A: Everyone gets writer’s block. It’s like a drummer getting callouses or an offensive lineman getting concussions. But in my experience, getting past the myth that it’s only possible to write well when you’re “inspired” is a major weapon against writer’s block. And whenever I can, I get out of town to write - Los Angeles is the perfect place for writers to live, but it’s also a breeding ground for demons. Of course, the main idea is to kill the distractions and cultivate self-discipline, which you don’t have to drive all the way to Baja to do. Though if we’re being honest, the best way to deal with writer’s block is an ocean view and two ounces of Oban.

Q: What's your background? Have you written any other screenplays or television scripts?

A: I cut my teeth playwriting on the east coast, then converted to screenwriting when I moved west. There are also a lot of unusual jobs in my past, from working as an EMT to boxing to music to working with refugees while living in Moscow. All of these experiences have helped to shape my work, which tends to skew dark, playful, language-driven, and diverse.

I currently have a feature in pre-production, and a couple other scripts in earlier phases of development. Meanwhile, Nightingale is still up for grabs and getting some positive buzz, so I’m excited to see where that goes.

Q: Do you live in Los Angeles? If not, do you have any plans to move there?

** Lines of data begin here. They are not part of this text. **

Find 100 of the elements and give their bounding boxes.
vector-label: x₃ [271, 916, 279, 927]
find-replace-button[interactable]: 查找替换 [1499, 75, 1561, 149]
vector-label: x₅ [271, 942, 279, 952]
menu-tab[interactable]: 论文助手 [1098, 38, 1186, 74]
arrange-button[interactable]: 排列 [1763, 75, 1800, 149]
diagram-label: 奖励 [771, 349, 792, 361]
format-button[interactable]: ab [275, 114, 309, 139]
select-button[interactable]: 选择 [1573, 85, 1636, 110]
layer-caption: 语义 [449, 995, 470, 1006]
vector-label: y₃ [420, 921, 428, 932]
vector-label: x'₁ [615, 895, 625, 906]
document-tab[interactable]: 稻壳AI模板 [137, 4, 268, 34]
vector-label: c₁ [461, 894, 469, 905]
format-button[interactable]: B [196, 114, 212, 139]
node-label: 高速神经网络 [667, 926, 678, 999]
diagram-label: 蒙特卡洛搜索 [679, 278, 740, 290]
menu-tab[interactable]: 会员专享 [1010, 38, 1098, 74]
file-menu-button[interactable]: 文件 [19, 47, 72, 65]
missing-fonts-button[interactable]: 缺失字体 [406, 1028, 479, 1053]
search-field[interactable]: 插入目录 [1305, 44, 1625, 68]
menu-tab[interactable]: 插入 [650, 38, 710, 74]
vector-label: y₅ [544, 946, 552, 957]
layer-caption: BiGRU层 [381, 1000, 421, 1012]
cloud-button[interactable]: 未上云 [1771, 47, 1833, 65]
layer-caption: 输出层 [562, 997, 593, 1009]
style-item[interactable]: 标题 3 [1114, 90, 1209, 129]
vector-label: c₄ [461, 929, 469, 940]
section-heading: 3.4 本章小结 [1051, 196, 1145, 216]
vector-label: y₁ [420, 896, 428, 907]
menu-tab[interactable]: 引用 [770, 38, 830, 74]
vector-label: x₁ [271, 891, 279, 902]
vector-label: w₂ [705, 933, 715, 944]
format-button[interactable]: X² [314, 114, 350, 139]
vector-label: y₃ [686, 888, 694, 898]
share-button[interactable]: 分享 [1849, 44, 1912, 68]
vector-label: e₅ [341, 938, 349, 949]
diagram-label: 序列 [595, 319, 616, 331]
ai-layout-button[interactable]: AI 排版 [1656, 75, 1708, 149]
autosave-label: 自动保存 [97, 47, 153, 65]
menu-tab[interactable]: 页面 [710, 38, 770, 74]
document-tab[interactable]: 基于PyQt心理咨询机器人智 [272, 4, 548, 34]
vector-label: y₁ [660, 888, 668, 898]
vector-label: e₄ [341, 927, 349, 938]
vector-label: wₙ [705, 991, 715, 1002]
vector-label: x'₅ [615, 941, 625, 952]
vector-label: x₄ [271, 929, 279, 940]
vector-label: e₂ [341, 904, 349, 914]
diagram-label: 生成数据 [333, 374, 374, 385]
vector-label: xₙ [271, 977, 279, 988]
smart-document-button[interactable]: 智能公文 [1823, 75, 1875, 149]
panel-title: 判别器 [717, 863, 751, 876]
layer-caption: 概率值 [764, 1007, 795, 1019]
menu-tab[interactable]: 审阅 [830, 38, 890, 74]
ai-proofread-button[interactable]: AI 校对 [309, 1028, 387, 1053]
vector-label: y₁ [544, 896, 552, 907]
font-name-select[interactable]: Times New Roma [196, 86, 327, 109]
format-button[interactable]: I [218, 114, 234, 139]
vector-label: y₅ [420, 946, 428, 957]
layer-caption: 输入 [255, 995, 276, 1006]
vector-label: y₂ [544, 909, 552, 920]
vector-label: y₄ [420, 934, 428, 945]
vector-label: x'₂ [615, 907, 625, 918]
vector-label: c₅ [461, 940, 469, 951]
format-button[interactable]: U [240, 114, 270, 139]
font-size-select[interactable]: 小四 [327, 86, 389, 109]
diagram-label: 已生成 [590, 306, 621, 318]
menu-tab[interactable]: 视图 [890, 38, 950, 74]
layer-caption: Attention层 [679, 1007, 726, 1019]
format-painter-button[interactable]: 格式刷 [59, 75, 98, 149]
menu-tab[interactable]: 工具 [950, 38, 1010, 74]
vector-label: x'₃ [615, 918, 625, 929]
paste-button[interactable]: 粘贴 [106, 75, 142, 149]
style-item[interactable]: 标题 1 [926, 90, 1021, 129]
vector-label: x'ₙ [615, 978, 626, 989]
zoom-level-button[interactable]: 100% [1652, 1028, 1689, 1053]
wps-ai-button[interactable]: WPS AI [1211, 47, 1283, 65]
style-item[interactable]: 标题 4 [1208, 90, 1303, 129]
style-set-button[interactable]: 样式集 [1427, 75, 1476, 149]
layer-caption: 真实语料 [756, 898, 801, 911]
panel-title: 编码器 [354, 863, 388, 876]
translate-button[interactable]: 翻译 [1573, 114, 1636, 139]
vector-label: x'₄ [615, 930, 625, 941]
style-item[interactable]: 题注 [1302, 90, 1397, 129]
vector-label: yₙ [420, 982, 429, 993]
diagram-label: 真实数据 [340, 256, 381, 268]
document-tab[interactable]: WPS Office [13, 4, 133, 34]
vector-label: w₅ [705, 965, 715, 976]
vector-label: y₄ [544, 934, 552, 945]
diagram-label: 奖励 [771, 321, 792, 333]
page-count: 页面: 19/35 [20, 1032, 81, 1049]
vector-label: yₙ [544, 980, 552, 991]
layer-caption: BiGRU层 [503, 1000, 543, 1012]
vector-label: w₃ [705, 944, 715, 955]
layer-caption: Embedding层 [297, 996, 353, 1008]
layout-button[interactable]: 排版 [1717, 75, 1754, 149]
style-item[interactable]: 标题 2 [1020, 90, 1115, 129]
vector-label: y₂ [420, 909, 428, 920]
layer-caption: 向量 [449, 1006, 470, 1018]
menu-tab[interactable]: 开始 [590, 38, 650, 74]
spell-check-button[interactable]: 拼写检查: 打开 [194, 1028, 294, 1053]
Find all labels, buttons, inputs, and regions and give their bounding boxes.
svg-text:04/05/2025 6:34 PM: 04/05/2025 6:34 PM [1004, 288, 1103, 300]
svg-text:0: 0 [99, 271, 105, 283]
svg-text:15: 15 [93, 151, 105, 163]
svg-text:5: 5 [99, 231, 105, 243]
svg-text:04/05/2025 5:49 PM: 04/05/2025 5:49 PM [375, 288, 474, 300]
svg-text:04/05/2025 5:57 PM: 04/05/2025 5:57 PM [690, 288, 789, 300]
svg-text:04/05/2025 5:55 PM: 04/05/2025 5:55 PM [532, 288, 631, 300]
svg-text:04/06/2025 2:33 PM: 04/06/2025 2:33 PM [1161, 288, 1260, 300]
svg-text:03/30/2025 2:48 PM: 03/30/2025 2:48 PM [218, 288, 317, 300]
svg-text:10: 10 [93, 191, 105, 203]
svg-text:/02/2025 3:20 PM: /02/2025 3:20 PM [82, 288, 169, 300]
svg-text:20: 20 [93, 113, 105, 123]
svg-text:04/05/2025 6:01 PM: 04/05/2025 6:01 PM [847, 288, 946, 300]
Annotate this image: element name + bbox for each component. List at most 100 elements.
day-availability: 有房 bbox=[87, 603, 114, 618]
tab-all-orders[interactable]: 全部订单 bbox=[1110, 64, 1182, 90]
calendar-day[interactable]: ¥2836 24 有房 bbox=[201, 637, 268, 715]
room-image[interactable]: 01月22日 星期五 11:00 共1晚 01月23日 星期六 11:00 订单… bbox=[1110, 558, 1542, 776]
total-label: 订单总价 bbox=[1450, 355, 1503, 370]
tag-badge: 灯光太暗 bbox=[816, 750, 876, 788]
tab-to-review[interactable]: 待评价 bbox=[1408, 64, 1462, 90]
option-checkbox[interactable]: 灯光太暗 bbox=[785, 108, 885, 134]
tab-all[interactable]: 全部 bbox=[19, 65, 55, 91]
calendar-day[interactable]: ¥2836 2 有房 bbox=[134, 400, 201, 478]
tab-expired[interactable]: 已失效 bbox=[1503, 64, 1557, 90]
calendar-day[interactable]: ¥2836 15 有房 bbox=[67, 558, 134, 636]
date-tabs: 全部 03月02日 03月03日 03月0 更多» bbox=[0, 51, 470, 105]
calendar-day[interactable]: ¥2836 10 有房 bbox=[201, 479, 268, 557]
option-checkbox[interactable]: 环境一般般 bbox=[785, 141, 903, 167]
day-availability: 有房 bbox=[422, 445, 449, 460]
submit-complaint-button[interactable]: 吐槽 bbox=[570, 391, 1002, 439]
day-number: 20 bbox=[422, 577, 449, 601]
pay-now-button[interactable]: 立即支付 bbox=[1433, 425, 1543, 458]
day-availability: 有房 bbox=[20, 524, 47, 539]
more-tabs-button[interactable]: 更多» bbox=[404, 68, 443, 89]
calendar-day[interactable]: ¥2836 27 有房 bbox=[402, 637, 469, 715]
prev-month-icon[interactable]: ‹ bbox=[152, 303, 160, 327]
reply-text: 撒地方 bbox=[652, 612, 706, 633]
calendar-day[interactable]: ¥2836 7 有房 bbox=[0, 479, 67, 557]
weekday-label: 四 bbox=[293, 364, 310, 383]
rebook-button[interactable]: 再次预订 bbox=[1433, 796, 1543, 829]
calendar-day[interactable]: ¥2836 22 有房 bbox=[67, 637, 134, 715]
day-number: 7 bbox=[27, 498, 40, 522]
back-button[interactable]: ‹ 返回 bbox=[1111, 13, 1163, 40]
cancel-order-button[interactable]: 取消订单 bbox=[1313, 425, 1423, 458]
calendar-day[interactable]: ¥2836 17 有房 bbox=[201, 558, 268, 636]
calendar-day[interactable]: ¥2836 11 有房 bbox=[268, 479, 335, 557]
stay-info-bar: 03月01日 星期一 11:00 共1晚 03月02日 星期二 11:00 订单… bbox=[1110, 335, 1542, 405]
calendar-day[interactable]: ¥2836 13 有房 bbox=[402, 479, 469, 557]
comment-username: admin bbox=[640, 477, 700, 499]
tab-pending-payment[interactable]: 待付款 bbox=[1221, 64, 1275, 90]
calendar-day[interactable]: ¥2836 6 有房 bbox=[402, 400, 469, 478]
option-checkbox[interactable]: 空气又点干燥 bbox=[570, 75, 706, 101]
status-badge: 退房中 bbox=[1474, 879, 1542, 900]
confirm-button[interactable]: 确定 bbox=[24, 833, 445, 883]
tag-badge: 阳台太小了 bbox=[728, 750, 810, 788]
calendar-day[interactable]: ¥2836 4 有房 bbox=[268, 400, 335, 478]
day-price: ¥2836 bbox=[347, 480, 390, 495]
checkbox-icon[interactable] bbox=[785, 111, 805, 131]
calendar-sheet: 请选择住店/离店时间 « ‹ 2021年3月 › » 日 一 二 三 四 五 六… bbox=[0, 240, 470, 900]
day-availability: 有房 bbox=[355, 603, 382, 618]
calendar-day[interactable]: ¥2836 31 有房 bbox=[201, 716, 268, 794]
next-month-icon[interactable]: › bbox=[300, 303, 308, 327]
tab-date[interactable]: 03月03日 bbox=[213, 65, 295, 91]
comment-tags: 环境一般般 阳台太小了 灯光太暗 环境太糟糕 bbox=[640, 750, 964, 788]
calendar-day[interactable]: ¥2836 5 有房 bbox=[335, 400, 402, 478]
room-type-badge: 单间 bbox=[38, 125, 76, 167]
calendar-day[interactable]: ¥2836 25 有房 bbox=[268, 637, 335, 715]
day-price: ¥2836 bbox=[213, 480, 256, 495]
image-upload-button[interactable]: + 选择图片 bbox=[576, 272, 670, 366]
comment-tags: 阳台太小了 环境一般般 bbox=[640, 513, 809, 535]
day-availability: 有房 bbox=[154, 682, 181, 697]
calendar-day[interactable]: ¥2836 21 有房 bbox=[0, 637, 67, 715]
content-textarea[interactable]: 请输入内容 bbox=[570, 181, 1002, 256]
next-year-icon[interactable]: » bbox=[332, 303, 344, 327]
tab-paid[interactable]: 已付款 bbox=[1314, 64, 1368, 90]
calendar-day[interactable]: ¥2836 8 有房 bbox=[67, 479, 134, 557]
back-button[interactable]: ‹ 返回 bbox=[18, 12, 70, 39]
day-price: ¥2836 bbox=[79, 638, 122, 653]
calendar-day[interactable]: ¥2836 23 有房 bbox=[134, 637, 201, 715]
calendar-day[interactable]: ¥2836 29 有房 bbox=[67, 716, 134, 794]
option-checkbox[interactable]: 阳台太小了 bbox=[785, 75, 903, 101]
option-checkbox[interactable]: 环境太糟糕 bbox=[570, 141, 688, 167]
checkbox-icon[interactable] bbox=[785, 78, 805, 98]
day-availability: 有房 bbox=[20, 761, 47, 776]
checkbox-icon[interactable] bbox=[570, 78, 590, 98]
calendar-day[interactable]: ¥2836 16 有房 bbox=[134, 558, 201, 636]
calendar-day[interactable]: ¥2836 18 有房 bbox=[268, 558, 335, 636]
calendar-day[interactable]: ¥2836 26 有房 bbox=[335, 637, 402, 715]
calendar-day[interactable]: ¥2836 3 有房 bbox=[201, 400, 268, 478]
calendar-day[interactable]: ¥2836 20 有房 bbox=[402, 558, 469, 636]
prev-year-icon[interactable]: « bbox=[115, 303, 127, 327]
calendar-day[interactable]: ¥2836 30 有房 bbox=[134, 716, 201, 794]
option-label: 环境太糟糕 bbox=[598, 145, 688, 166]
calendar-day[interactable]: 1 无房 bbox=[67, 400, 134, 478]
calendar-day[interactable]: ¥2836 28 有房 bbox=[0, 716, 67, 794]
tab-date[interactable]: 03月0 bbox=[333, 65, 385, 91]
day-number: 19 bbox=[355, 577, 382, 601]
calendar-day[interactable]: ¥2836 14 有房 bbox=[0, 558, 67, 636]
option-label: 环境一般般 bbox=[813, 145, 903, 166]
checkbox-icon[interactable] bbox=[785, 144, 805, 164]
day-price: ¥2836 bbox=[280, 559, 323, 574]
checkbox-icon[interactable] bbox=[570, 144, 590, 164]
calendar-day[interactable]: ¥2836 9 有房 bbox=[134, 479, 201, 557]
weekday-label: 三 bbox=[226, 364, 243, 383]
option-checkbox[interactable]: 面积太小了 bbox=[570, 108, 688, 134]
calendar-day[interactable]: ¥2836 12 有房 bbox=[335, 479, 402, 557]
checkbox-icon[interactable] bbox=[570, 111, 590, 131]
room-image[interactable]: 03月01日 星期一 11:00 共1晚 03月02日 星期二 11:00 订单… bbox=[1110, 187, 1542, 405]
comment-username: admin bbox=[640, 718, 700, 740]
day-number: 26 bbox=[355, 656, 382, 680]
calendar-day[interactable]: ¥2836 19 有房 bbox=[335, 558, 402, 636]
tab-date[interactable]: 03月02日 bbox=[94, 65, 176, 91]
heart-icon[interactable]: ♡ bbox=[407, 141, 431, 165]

A: I currently live in Los Angeles. It’s mad fun (and a virtual necessity for a writer), but I’ll know I’ve really made it when I can just take Skype meetings from an undisclosed location.

Q: What's next? Are you working on a new script?

A: Absolutely. I’ve got a couple of TV projects in the works as well as a new feature, a professional sports-centric family drama. (Incidentally, if anyone has a +1 insider pass for any west coast NFL games this season, please contact me.) I’ve also been dabbling in literary writing across multiple genres, and am hoping to find a solid rep here in LA.

Overall, it’s an exciting time. I can’t wait to see what comes next.